My Kiev has been gradually shaping. Oatmeal and tea at Paul in Yaroslavov Val Street, then walking to Doctor Bubnovsky’s Centre and then again walking to the restaurant in Volodimirskaya Street. Going back home by car in the afternoon and conversations with a parking attendant in Volodimirskaya Street. The first dialogue with the broad-shouldered employee of the swimming pool at Leonardo Wellness Club discouraging from swimming and the first observation of a flock of single girls in the coffee shop of the PinchukArtCentre. The first traffic fine and the first introduction to Kiev elite at the Best Fashion Awards and night crashing a private after-party of famous restaurateur Zakhodyakin through the parking lot of the shopping mall. The first free hot-dog from Yasha at Bistro Bistro and the first cold-relief medicine bought in Lvovska Square.
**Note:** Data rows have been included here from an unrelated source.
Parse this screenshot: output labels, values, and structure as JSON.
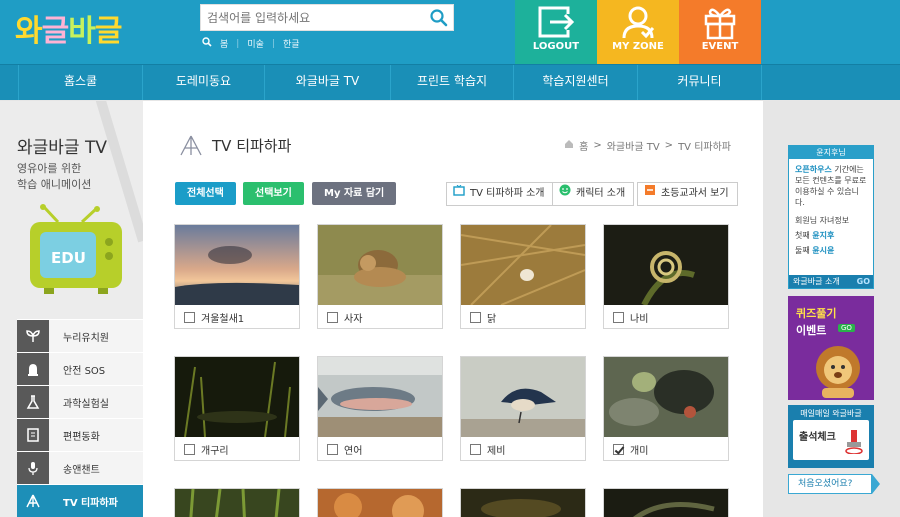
{
  "header": {
    "logo_chars": [
      "와",
      "글",
      "바",
      "글"
    ],
    "logo_colors": [
      "#ffd92e",
      "#ffd92e",
      "#ffd92e",
      "#ffd92e"
    ],
    "search_placeholder": "검색어를 입력하세요",
    "search_links": [
      "봄",
      "미술",
      "한글"
    ],
    "buttons": {
      "logout": "LOGOUT",
      "myzone": "MY ZONE",
      "event": "EVENT"
    }
  },
  "gnb": [
    "홈스쿨",
    "도레미동요",
    "와글바글 TV",
    "프린트 학습지",
    "학습지원센터",
    "커뮤니티"
  ],
  "lnb": {
    "title": "와글바글 TV",
    "desc_line1": "영유아를 위한",
    "desc_line2": "학습 애니메이션",
    "tv_label": "EDU",
    "menu": [
      "누리유치원",
      "안전 SOS",
      "과학실험실",
      "편편동화",
      "송앤챈트",
      "TV 티파하파"
    ]
  },
  "content": {
    "title": "TV 티파하파",
    "breadcrumb": [
      "홈",
      ">",
      "와글바글 TV",
      ">",
      "TV 티파하파"
    ],
    "buttons": {
      "select_all": "전체선택",
      "view_selected": "선택보기",
      "add_my": "My 자료 담기"
    },
    "info_buttons": [
      "TV 티파하파 소개",
      "캐릭터 소개",
      "초등교과서 보기"
    ],
    "items": [
      {
        "label": "겨울철새1",
        "checked": false
      },
      {
        "label": "사자",
        "checked": false
      },
      {
        "label": "닭",
        "checked": false
      },
      {
        "label": "나비",
        "checked": false
      },
      {
        "label": "개구리",
        "checked": false
      },
      {
        "label": "연어",
        "checked": false
      },
      {
        "label": "제비",
        "checked": false
      },
      {
        "label": "개미",
        "checked": true
      }
    ]
  },
  "right": {
    "login_top": "윤지후님",
    "login_msg_b": "오픈하우스",
    "login_msg": " 기간에는 모든 컨텐츠를 무료로 이용하실 수 있습니다.",
    "login_line1": "회원님 자녀정보",
    "child1_label": "첫째",
    "child1": "윤지후",
    "child2_label": "둘째",
    "child2": "윤시윤",
    "intro": "와글바글 소개",
    "go": "GO",
    "quiz_line1": "퀴즈풀기",
    "quiz_line2": "이벤트",
    "quiz_go": "GO",
    "check_title": "매일매일 와글바글",
    "check_card": "출석체크",
    "came": "처음오셨어요?"
  },
  "colors": {
    "header": "#1f9dc5",
    "gnb": "#1a8fb7",
    "logout": "#1db19b",
    "myzone": "#f5b720",
    "event": "#f47b2a",
    "select_all": "#1b9dc8",
    "view_selected": "#2bbf6e",
    "add_my": "#6d7280"
  }
}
The first meeting with Kiev Odessites in the restaurant and the first exhibition of famous Odessa artist Roytburt in the gallery in Grushevskogo Street. And also the first sugar-free espresso in a hipster café. The first meeting with Russian actor Konstantin Raykin in Kiev theatre extended over the dinner with vodka and salted caramel éclairs in Steakhouse. Car-rides to Odessa every two weeks with Celentano's songs in my road playlist to spend an inspiring and recovering day in the native city.

Nevertheless, every morning at 10 am I'm at work in Steakhouse.

Every Kiev morning is my first one.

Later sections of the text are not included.